The Discipline of Less

The hardest word in strategy is "no."

Not no to bad ideas. Anyone can reject bad ideas. No to decent ideas. No to good ideas that aren't great. No to great ideas that don't fit.

I've watched strategies collapse under their own weight. Not because the ideas were wrong, but because there were too many of them. Every department added their priority. Every stakeholder inserted their objective. The result was a strategy that tried to be everything and ended up being nothing.

Fever-Tree built a company worth over £1 billion by making premium tonic water. Just tonic water. They said no to: making gin, making vodka, making every other mixer. They said yes to: sourcing quinine from Rwanda, using natural ingredients, pricing at 3x competitors. Madness? Tesco and every premium bar in the world now stock them.
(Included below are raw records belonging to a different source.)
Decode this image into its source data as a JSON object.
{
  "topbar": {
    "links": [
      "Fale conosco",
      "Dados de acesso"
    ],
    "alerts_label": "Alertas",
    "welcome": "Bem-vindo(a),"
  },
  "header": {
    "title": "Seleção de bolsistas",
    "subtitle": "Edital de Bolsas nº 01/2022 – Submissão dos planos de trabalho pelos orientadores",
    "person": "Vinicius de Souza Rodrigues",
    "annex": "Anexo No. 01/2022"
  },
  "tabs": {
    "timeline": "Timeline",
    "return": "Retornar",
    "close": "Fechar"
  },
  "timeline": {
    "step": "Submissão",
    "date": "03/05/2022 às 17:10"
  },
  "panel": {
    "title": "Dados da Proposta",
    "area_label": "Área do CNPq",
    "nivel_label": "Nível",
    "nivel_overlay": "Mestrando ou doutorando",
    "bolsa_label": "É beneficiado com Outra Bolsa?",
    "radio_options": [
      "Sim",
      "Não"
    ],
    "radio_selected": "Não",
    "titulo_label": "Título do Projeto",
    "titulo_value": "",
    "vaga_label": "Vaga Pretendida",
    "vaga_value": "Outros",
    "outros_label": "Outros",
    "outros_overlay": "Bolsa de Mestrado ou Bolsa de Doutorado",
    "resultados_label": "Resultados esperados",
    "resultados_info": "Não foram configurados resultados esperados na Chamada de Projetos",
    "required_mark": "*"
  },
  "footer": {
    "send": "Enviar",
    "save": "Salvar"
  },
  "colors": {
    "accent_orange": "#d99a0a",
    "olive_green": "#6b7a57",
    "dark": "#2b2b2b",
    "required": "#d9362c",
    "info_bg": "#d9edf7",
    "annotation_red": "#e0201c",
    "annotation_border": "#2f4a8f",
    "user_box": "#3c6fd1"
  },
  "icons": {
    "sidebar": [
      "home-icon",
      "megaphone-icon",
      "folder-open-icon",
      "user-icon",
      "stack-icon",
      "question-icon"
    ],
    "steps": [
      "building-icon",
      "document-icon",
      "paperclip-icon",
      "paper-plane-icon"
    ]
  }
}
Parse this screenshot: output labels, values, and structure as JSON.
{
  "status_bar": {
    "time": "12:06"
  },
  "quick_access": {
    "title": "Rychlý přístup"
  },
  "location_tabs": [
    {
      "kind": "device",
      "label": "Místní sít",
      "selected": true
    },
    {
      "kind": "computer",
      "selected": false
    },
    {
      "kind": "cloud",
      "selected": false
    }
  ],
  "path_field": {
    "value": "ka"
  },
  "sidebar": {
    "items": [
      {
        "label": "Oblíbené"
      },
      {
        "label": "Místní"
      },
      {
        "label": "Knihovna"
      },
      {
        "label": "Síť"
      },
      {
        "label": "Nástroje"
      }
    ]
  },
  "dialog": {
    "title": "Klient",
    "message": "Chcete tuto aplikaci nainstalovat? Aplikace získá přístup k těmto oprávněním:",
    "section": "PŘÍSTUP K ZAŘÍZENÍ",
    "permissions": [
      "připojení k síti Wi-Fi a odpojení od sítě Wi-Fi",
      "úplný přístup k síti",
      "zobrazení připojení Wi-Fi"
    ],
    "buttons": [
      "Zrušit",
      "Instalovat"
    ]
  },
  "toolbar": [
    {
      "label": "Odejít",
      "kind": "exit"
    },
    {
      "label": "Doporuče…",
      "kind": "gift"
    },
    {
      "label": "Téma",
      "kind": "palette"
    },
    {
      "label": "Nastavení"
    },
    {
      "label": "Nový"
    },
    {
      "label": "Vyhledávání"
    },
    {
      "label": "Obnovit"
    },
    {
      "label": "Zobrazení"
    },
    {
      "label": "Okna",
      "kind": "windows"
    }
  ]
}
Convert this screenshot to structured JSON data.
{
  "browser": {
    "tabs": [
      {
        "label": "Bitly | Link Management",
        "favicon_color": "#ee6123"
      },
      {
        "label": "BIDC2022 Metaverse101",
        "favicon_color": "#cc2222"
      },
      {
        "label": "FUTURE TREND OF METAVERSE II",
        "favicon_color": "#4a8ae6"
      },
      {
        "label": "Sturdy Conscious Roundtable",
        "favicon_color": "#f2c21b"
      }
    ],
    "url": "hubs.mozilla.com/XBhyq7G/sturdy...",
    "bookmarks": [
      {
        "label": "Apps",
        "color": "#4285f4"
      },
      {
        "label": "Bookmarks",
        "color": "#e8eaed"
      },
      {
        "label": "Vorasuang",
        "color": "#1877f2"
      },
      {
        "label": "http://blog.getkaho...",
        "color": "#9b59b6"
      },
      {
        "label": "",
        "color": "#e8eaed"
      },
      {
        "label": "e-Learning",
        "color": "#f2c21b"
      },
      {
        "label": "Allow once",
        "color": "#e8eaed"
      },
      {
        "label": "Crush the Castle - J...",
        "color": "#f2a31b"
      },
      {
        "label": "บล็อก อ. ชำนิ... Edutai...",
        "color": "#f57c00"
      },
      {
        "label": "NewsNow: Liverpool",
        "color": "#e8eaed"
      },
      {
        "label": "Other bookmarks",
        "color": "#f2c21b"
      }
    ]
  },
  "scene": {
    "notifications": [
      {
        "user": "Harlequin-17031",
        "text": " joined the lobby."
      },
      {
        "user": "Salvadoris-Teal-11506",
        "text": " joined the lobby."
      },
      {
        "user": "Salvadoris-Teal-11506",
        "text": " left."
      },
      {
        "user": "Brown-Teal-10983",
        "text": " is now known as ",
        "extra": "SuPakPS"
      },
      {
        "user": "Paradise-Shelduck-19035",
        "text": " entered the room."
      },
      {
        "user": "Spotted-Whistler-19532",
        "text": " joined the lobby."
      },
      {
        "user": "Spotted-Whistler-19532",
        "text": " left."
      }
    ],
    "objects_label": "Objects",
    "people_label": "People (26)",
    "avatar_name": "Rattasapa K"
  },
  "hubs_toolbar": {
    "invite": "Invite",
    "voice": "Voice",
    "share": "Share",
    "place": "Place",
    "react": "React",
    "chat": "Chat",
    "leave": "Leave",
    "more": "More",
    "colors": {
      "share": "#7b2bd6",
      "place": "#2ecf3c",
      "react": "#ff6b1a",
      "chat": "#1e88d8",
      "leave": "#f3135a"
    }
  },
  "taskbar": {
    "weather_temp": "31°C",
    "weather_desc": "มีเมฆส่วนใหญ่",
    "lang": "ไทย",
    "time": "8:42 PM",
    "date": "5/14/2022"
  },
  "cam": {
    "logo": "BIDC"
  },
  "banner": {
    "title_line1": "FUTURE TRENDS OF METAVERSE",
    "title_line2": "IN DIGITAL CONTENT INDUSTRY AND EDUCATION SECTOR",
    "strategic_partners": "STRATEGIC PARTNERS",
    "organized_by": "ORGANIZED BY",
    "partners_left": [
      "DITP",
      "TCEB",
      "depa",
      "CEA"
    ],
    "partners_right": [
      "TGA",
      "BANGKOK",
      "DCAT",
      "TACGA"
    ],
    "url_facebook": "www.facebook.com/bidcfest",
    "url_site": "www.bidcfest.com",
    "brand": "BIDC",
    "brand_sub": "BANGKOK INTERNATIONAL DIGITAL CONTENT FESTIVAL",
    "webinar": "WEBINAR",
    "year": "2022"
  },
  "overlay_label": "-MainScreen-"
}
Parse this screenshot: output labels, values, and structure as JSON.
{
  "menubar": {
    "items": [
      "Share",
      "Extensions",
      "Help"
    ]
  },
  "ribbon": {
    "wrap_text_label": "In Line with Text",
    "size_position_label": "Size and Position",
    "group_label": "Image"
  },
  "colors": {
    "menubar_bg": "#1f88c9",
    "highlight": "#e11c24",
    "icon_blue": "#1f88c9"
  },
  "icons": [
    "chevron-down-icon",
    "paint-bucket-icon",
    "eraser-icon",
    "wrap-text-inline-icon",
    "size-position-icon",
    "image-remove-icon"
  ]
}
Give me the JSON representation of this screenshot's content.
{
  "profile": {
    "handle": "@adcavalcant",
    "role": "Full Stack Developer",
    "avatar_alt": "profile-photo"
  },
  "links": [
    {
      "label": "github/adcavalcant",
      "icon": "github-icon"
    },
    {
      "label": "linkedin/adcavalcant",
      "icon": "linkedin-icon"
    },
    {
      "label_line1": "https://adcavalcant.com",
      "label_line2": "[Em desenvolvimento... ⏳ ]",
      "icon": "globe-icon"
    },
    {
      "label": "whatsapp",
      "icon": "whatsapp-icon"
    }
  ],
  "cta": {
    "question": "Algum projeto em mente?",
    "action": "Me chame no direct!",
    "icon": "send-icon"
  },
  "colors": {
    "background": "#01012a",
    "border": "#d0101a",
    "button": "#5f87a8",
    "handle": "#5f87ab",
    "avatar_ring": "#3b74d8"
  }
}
Because they chose one thing and did it completely.

Southwest Airlines has had the same strategy for fifty years: low-cost, point-to-point, no-frills flying. Every decision is measured against that strategy. First class? No. Meals? No. Hub-and-spoke routing? No. They've said no to decades of conventional wisdom. It's made them remarkably profitable.

Ryanair takes this even further. They've said no to: allocated seating (initially), free water, window shades that don't have ads on them. They've said yes to: charging for everything, flying to secondary airports, relentless cost discipline. Are they loved? No. Are they successful? They carry more international passengers than any airline in Europe. Because they chose one thing—lowest cost—and said no to everything else.

The question isn't "What should we do?" It's "What should we stop doing?" And then having the courage to actually stop.